‘pH-jump’ crystallographic analyses of γ-lactam–porcine pancreatic elastase complexes

β-Lactams inhibit a range of enzymes via acylation of nucleophilic serine residues. Certain γ-lactam analogues of monocyclic β-lactams have also been shown to be reversible inhibitors of porcine pancreatic elastase (PPE), forming acyl-enzyme complexes that are stable with respect to hydrolysis. Crystallographic analysis at pH 5 of an acyl-enzyme complex formed with PPE and one of these inhibitors revealed the ester carbonyl located in the oxyanion hole in a similar conformation to that observed in the structure of a complex formed between a heptapeptide (β-casomorphin-7) and PPE. Only weak electron density was observed for the His-57 side chain in its ‘native’conformation.
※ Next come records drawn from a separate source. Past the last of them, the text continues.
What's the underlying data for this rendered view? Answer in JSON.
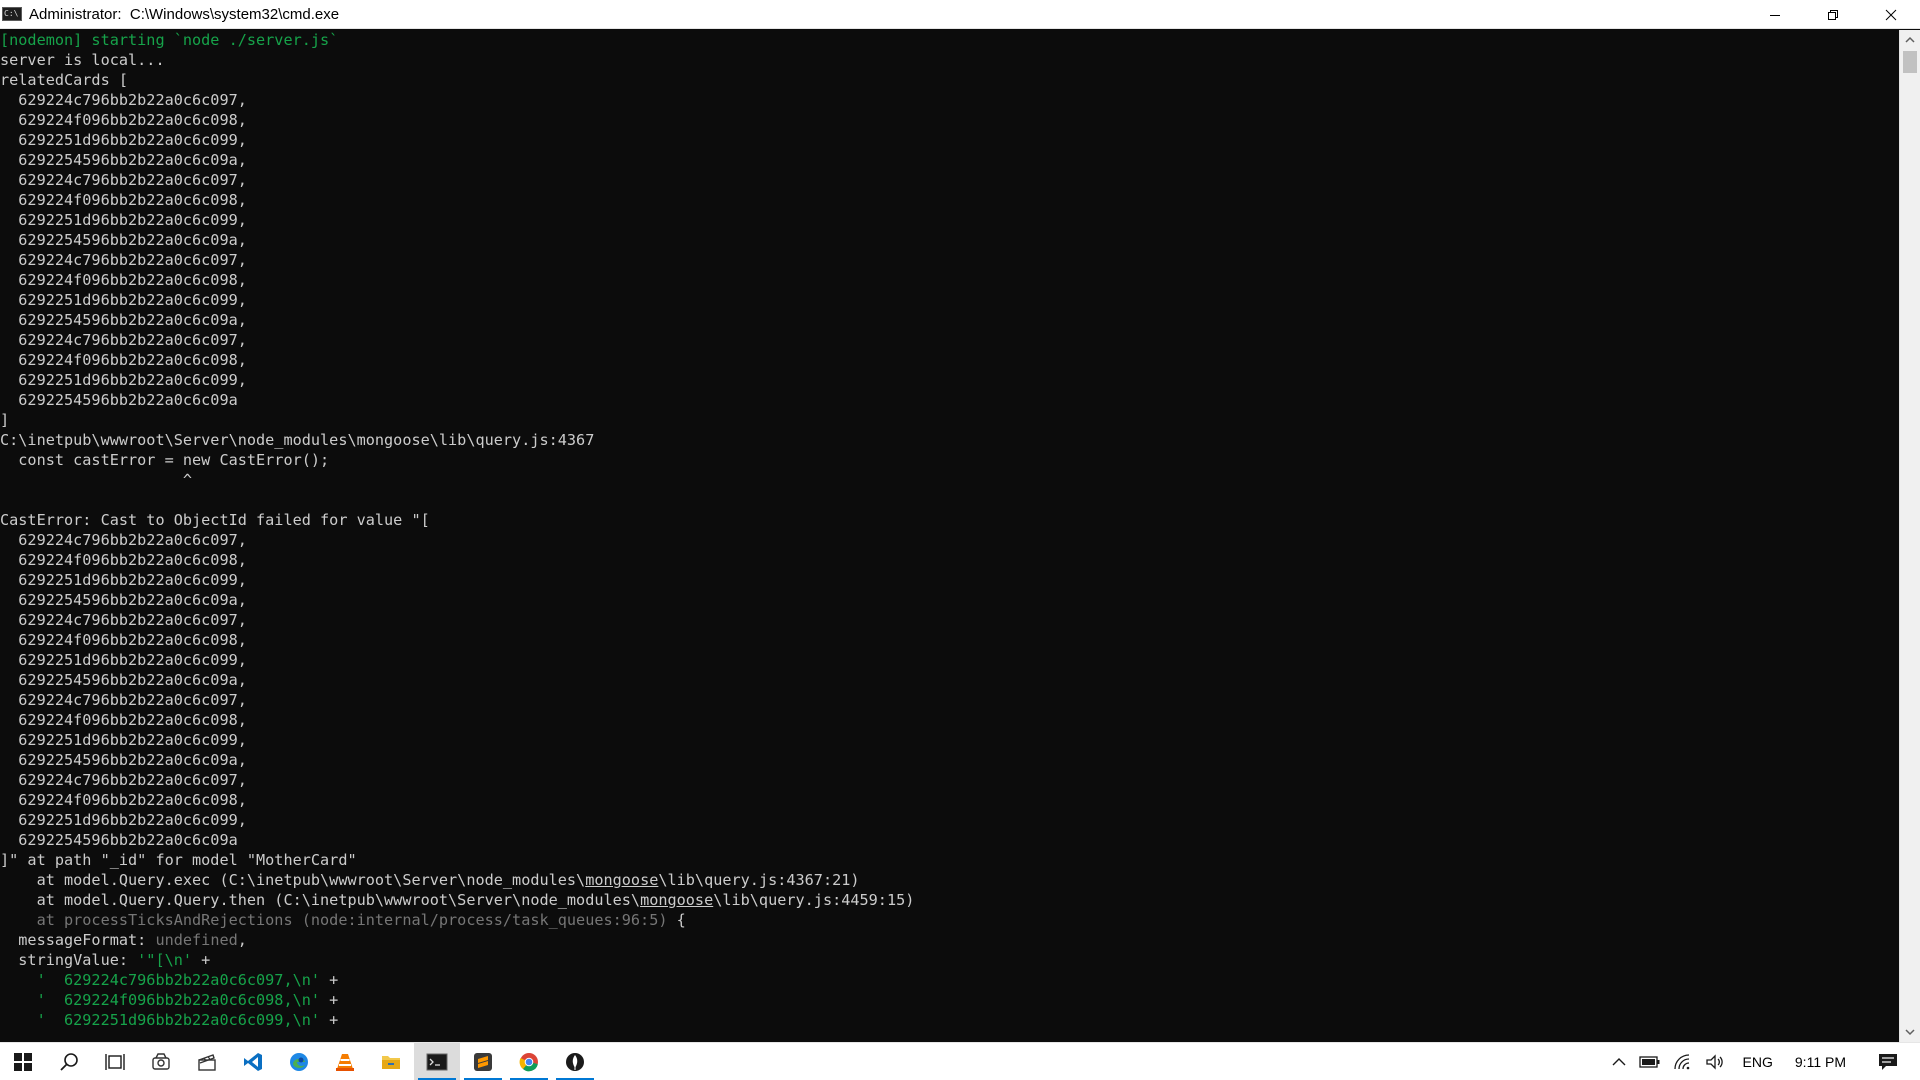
{
  "window": {
    "title": "Administrator:  C:\\Windows\\system32\\cmd.exe",
    "controls": {
      "minimize": "minimize",
      "restore": "restore",
      "close": "close"
    }
  },
  "colors": {
    "console_bg": "#0c0c0c",
    "console_text": "#cccccc",
    "green": "#16a34a",
    "gray": "#767676",
    "taskbar_accent": "#0078d4"
  },
  "console": {
    "lines": [
      {
        "segments": [
          {
            "text": "[nodemon] starting `node ./server.js`",
            "style": "green"
          }
        ]
      },
      {
        "segments": [
          {
            "text": "server is local...",
            "style": "normal"
          }
        ]
      },
      {
        "segments": [
          {
            "text": "relatedCards [",
            "style": "normal"
          }
        ]
      },
      {
        "segments": [
          {
            "text": "  629224c796bb2b22a0c6c097,",
            "style": "normal"
          }
        ]
      },
      {
        "segments": [
          {
            "text": "  629224f096bb2b22a0c6c098,",
            "style": "normal"
          }
        ]
      },
      {
        "segments": [
          {
            "text": "  6292251d96bb2b22a0c6c099,",
            "style": "normal"
          }
        ]
      },
      {
        "segments": [
          {
            "text": "  6292254596bb2b22a0c6c09a,",
            "style": "normal"
          }
        ]
      },
      {
        "segments": [
          {
            "text": "  629224c796bb2b22a0c6c097,",
            "style": "normal"
          }
        ]
      },
      {
        "segments": [
          {
            "text": "  629224f096bb2b22a0c6c098,",
            "style": "normal"
          }
        ]
      },
      {
        "segments": [
          {
            "text": "  6292251d96bb2b22a0c6c099,",
            "style": "normal"
          }
        ]
      },
      {
        "segments": [
          {
            "text": "  6292254596bb2b22a0c6c09a,",
            "style": "normal"
          }
        ]
      },
      {
        "segments": [
          {
            "text": "  629224c796bb2b22a0c6c097,",
            "style": "normal"
          }
        ]
      },
      {
        "segments": [
          {
            "text": "  629224f096bb2b22a0c6c098,",
            "style": "normal"
          }
        ]
      },
      {
        "segments": [
          {
            "text": "  6292251d96bb2b22a0c6c099,",
            "style": "normal"
          }
        ]
      },
      {
        "segments": [
          {
            "text": "  6292254596bb2b22a0c6c09a,",
            "style": "normal"
          }
        ]
      },
      {
        "segments": [
          {
            "text": "  629224c796bb2b22a0c6c097,",
            "style": "normal"
          }
        ]
      },
      {
        "segments": [
          {
            "text": "  629224f096bb2b22a0c6c098,",
            "style": "normal"
          }
        ]
      },
      {
        "segments": [
          {
            "text": "  6292251d96bb2b22a0c6c099,",
            "style": "normal"
          }
        ]
      },
      {
        "segments": [
          {
            "text": "  6292254596bb2b22a0c6c09a",
            "style": "normal"
          }
        ]
      },
      {
        "segments": [
          {
            "text": "]",
            "style": "normal"
          }
        ]
      },
      {
        "segments": [
          {
            "text": "C:\\inetpub\\wwwroot\\Server\\node_modules\\mongoose\\lib\\query.js:4367",
            "style": "normal"
          }
        ]
      },
      {
        "segments": [
          {
            "text": "  const castError = new CastError();",
            "style": "normal"
          }
        ]
      },
      {
        "segments": [
          {
            "text": "                    ^",
            "style": "normal"
          }
        ]
      },
      {
        "segments": [
          {
            "text": "",
            "style": "normal"
          }
        ]
      },
      {
        "segments": [
          {
            "text": "CastError: Cast to ObjectId failed for value \"[",
            "style": "normal"
          }
        ]
      },
      {
        "segments": [
          {
            "text": "  629224c796bb2b22a0c6c097,",
            "style": "normal"
          }
        ]
      },
      {
        "segments": [
          {
            "text": "  629224f096bb2b22a0c6c098,",
            "style": "normal"
          }
        ]
      },
      {
        "segments": [
          {
            "text": "  6292251d96bb2b22a0c6c099,",
            "style": "normal"
          }
        ]
      },
      {
        "segments": [
          {
            "text": "  6292254596bb2b22a0c6c09a,",
            "style": "normal"
          }
        ]
      },
      {
        "segments": [
          {
            "text": "  629224c796bb2b22a0c6c097,",
            "style": "normal"
          }
        ]
      },
      {
        "segments": [
          {
            "text": "  629224f096bb2b22a0c6c098,",
            "style": "normal"
          }
        ]
      },
      {
        "segments": [
          {
            "text": "  6292251d96bb2b22a0c6c099,",
            "style": "normal"
          }
        ]
      },
      {
        "segments": [
          {
            "text": "  6292254596bb2b22a0c6c09a,",
            "style": "normal"
          }
        ]
      },
      {
        "segments": [
          {
            "text": "  629224c796bb2b22a0c6c097,",
            "style": "normal"
          }
        ]
      },
      {
        "segments": [
          {
            "text": "  629224f096bb2b22a0c6c098,",
            "style": "normal"
          }
        ]
      },
      {
        "segments": [
          {
            "text": "  6292251d96bb2b22a0c6c099,",
            "style": "normal"
          }
        ]
      },
      {
        "segments": [
          {
            "text": "  6292254596bb2b22a0c6c09a,",
            "style": "normal"
          }
        ]
      },
      {
        "segments": [
          {
            "text": "  629224c796bb2b22a0c6c097,",
            "style": "normal"
          }
        ]
      },
      {
        "segments": [
          {
            "text": "  629224f096bb2b22a0c6c098,",
            "style": "normal"
          }
        ]
      },
      {
        "segments": [
          {
            "text": "  6292251d96bb2b22a0c6c099,",
            "style": "normal"
          }
        ]
      },
      {
        "segments": [
          {
            "text": "  6292254596bb2b22a0c6c09a",
            "style": "normal"
          }
        ]
      },
      {
        "segments": [
          {
            "text": "]\" at path \"_id\" for model \"MotherCard\"",
            "style": "normal"
          }
        ]
      },
      {
        "segments": [
          {
            "text": "    at model.Query.exec (C:\\inetpub\\wwwroot\\Server\\node_modules\\",
            "style": "normal"
          },
          {
            "text": "mongoose",
            "style": "underline"
          },
          {
            "text": "\\lib\\query.js:4367:21)",
            "style": "normal"
          }
        ]
      },
      {
        "segments": [
          {
            "text": "    at model.Query.Query.then (C:\\inetpub\\wwwroot\\Server\\node_modules\\",
            "style": "normal"
          },
          {
            "text": "mongoose",
            "style": "underline"
          },
          {
            "text": "\\lib\\query.js:4459:15)",
            "style": "normal"
          }
        ]
      },
      {
        "segments": [
          {
            "text": "    at processTicksAndRejections (node:internal/process/task_queues:96:5)",
            "style": "gray"
          },
          {
            "text": " {",
            "style": "normal"
          }
        ]
      },
      {
        "segments": [
          {
            "text": "  messageFormat: ",
            "style": "normal"
          },
          {
            "text": "undefined",
            "style": "gray"
          },
          {
            "text": ",",
            "style": "normal"
          }
        ]
      },
      {
        "segments": [
          {
            "text": "  stringValue: ",
            "style": "normal"
          },
          {
            "text": "'\"[\\n'",
            "style": "green"
          },
          {
            "text": " +",
            "style": "normal"
          }
        ]
      },
      {
        "segments": [
          {
            "text": "    '  629224c796bb2b22a0c6c097,\\n'",
            "style": "green"
          },
          {
            "text": " +",
            "style": "normal"
          }
        ]
      },
      {
        "segments": [
          {
            "text": "    '  629224f096bb2b22a0c6c098,\\n'",
            "style": "green"
          },
          {
            "text": " +",
            "style": "normal"
          }
        ]
      },
      {
        "segments": [
          {
            "text": "    '  6292251d96bb2b22a0c6c099,\\n'",
            "style": "green"
          },
          {
            "text": " +",
            "style": "normal"
          }
        ]
      }
    ]
  },
  "taskbar": {
    "apps": [
      {
        "icon": "windows-start-icon",
        "name": "start-button"
      },
      {
        "icon": "search-icon",
        "name": "search-button"
      },
      {
        "icon": "task-view-icon",
        "name": "task-view-button"
      },
      {
        "icon": "app-icon",
        "name": "taskbar-app-1"
      },
      {
        "icon": "clapper-icon",
        "name": "taskbar-app-2"
      },
      {
        "icon": "vscode-icon",
        "name": "taskbar-vscode"
      },
      {
        "icon": "edge-icon",
        "name": "taskbar-edge"
      },
      {
        "icon": "vlc-icon",
        "name": "taskbar-vlc"
      },
      {
        "icon": "folder-icon",
        "name": "taskbar-file-explorer"
      },
      {
        "icon": "cmd-icon",
        "name": "taskbar-cmd"
      },
      {
        "icon": "sublime-icon",
        "name": "taskbar-sublime"
      },
      {
        "icon": "chrome-icon",
        "name": "taskbar-chrome"
      },
      {
        "icon": "mongodb-icon",
        "name": "taskbar-mongodb"
      }
    ],
    "tray": {
      "language": "ENG",
      "time": "9:11 PM"
    }
  }
}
Instead, the His-57 side chain predominantly adopted a conformation rotated approx. 90° from its normal position. PPE–γ-lactam crystals were subjected to ‘pH-jumps’by placing the crystals in a buffer of increased pH prior to freezing for data collection. The results indicate that the conformation of the γ-lactam-derived acyl-enzyme species in the PPE active site is dependent on pH, a result having implications for the analysis of other serine protease–inhibitor structures at non-catalytic pH values. The results help to define the stereoelectronic relationship between the ester of the acyl-enzyme complex, the side chain of His-57 and the incoming nucleophile during the reversible (de)acylation steps, implying it is closely analogous to the hydrolytic deacylation step during catalytic peptide hydrolysis.